This section is from the book "A Treatise On Therapeutics, And Pharmacology Or Materia Medica Vol1", by George B. Wood. Also available from Amazon: Part 1 and Part 2.
Hot Vapour Bath. In some countries there are public vapour baths, in which numbers may be collected in the same chamber; and this is occasionally so arranged, with seats rising one above another, that persons may be exposed to various temperatures; the heat of the apartment increasing from below upward, because it is the tendency of the vapour to ascend. Thus, upon the level of the floor the heat may be only 110° Fahr., while in the uppermost part of the chamber it may be as high as 160° or 180°. Of course, the patient inhales the hot moistened air, as well as feels its effects upon the surface. The vapour may be introduced into the chamber from without, or by throwing water, within, upon stones heated to redness by a furnace beneath. But, in this country, it is only the solitary vapour bath which is employed. For the various modes of preparing it, see page 71, in the first part of this work. It may be so arranged that the patient can breathe, at his pleasure, either the moistened air of the bath, or the cold external air. The heating effect of the former is greater; but its revulsive influence is less; and, as it has a tendency to suppress the pulmonary exhalation, it may sometimes act injuriously when the latter would be quite safe.

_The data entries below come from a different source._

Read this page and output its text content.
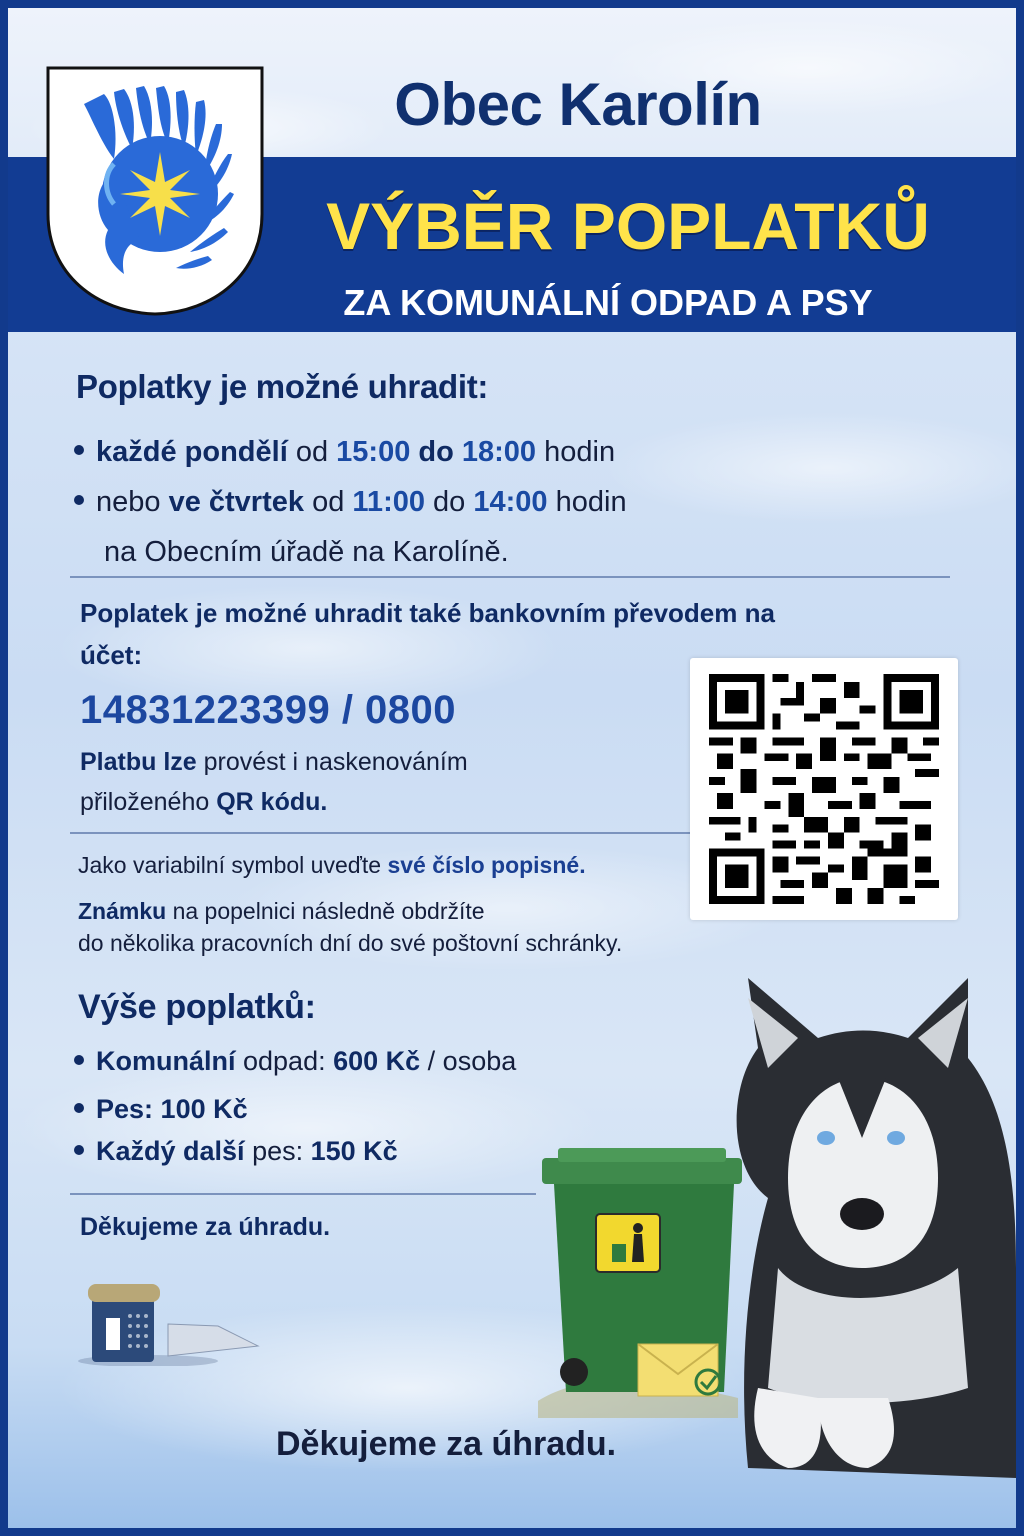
Obec Karolín
VÝBĚR POPLATKŮ
ZA KOMUNÁLNÍ ODPAD A PSY
Poplatky je možné uhradit:
každé pondělí od 15:00 do 18:00 hodin
nebo ve čtvrtek od 11:00 do 14:00 hodin
na Obecním úřadě na Karolíně.
Poplatek je možné uhradit také bankovním převodem na
účet:
14831223399 / 0800
Platbu lze provést i naskenováním
přiloženého QR kódu.
Jako variabilní symbol uveďte své číslo popisné.
Známku na popelnici následně obdržíte
do několika pracovních dní do své poštovní schránky.
Výše poplatků:
Komunální odpad: 600 Kč / osoba
Pes: 100 Kč
Každý další pes: 150 Kč
Děkujeme za úhradu.
Děkujeme za úhradu.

In consequence of the less conducting power of vapour than of water, the former can be borne at a much higher temperature than the latter; while, for a corresponding reason, the vapour bath may be intolerable at a temperature at which dry air could be borne without inconvenience, the latter being a slower conductor. According to Dr. Forbes, the heating effect of the hot bath, at from 98° to 106°, is equal to that of the vapour bath, when the air is breathed, at from 110° to 130°, and when it is not breathed, at from 120° to 160° (Cyc. of Pract. Med., Am. ed., i. 255); and these are the temperatures within which the methods respectively may be employed; though, in each, the heat may be raised with impunity considerably above the highest point mentioned. The effects of the vapour bath, and of the hot bath, are essentially the same in reference to stimulation and revulsion; but the former is attended with much more copious perspiration during its continuance than the latter; the contact of water with the surface having great effect in preventing extravasation from the blood. Another difference is that the relaxing or sedative effect of the vapour is less than that of the water; and that consequently the stimulation of the former, though more slowly induced, is longer sustained, and is accompanied with a less degree of soothing influence. The vapour bath may be used for the same purposes as the hot bath, but is, upon the whole, less efficient and less agreeable. In its extemporaneous form, it may be employed when circumstances may render it impossible, or extremely inconvenient to prepare and apply the bath of heated water. It is also preferable, in some instances, when the indication is to produce profuse perspiration with a stimulant effect, as in certain cases of chronic rheumatism.
Local vapour baths may be applied by exposing any part of the body to the steam escaping from boiling water, which may be readily confined by a suitable arrangement of woollen or other cloths. But they are employed more for the relief afforded to inflammatory, and other painful affections, by the copious perspiration they induce in the part, than as stimulant agents.
The same may be said of the hot vapour douche, which consists in a jet of heated vapour directed on some part of the surface. It differs from the simple application of steam only in exposing the part to successive portions of vapour, instead of continuously to the same; and the effect is consequently somewhat greater. It may be applied by causing steam to pass through a pipe from a vessel of boiling water; or, in relation to the meatus auditorius of the ear, by holding the orifice of the meatus over the small end of a funnel, the larger end of which is placed over a vessel of water boiling hot. In the latter case, the remedy may be used, as a stimulant to the ear, in cases of defective hearing from deficiency of nervous power.
Finally, healed vapour may be applied exclusively to the lungs by inhalation, and thus made to act as a stimulant to the bronchial tubes when enfeebled, and exposed to the excessive production of mucus in consequence of this relaxed state; but the measure would require to be conducted with much caution. At a lower temperature, so as to produce, not the stimulant effects of heat, but the soothing and emollient effects of mere moisture, it may often be used with benefit But this action of the remedy belongs to another section. For the modes of applying vapour by inhalation, see page 75.
Hot Water as Drink. Hot water has the same stimulant effect, when taken internally, as when applied to the surface; but it is almost never used except as a vehicle for other substances, the action of which it often very much promotes, and, even in this mode of administration, is much less employed with a view to its stimulant action, than as a diaphoretic. In cases of great prostration, it may sometimes be advisable to exhibit stimulant drinks heated rather than cool, as their effects are thus both hastened and augmented.